In this article, we argued that in order to understand how humans can flexibly adapt their learning interactions in different social and ecological contexts, a focus on dedicated learning mechanisms (such as imitation and emulation) is not sufficient. Given that these mechanisms are assumed to be context general and are often defined in terms of the content that is being transmitted and the accuracy of the transmission, they do not indicate how cultural learning operates in and is flexibly adapted to different contexts. In contrast, we argue that supportive mechanisms are better candidates for explaining flexible cultural learning, that is, those cognitive and behavioral mechanisms not designed for cultural learning but that can be recruited ad hoc in learning interactions to allow the successful transmission of technical knowledge. More specifically, we have argued that a key feature of the flexibility of cultural learning is that both the models and learners recruit cognitive mechanisms of action coordination to modulate their behavior contingently on the behavior of their partner, generating a process of mutual adaptation that supports the successful transmission of technical skills in diverse and fluctuating learning environments. By focusing on the coordinative dimension of cultural learning—both on the side of learners and the models they learn from—we have provided a more interactive understanding of cultural learning and its adaptability to contextual learning factors.

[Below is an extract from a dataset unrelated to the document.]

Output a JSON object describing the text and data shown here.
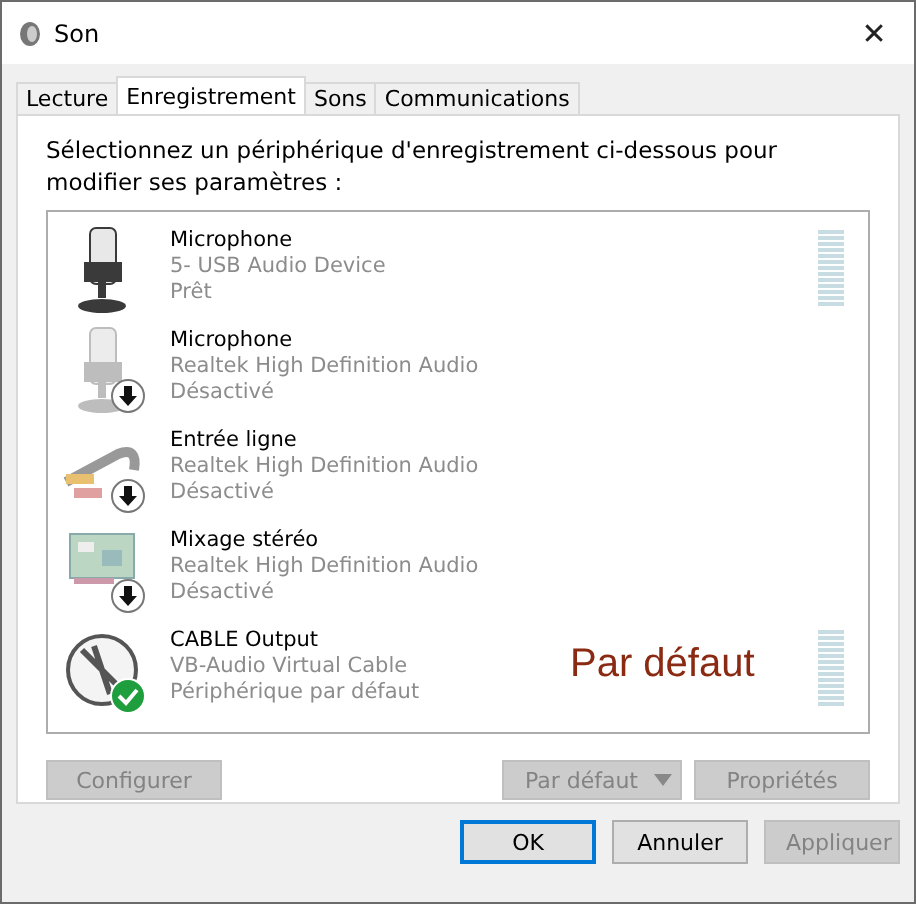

To achieve a richer understanding of cultural learning, its supportive mechanisms, and their impact on the transmission of technical traditions, however, we believe that a better synergy between cultural learning studies and the field of joint action is necessary. Joint-action research mostly focuses on how we coordinate with one another in order to accomplish some shared goal and has developed a rich literature addressing the underlying mechanisms involved in action coordination and their adaptive recruitment in different task scenarios and action contexts. However, joint-action research has not studied the transmission of skill as a form of coordinated action and has instead focused on informational exchange within specific instrumental task scenarios. Inversely, studies of cultural learning generally do not focus on the supportive coordination mechanisms providing more dynamical interaction possibilities, allowing learners and models to adapt and exploit to richer learning contexts and comparatively examine how different coordination mechanisms are recruited in those different contexts. We have indicated how the study of cultural learning as a form of coordination can allow the two fields, their methods, and existing results to complement each other in various productive ways.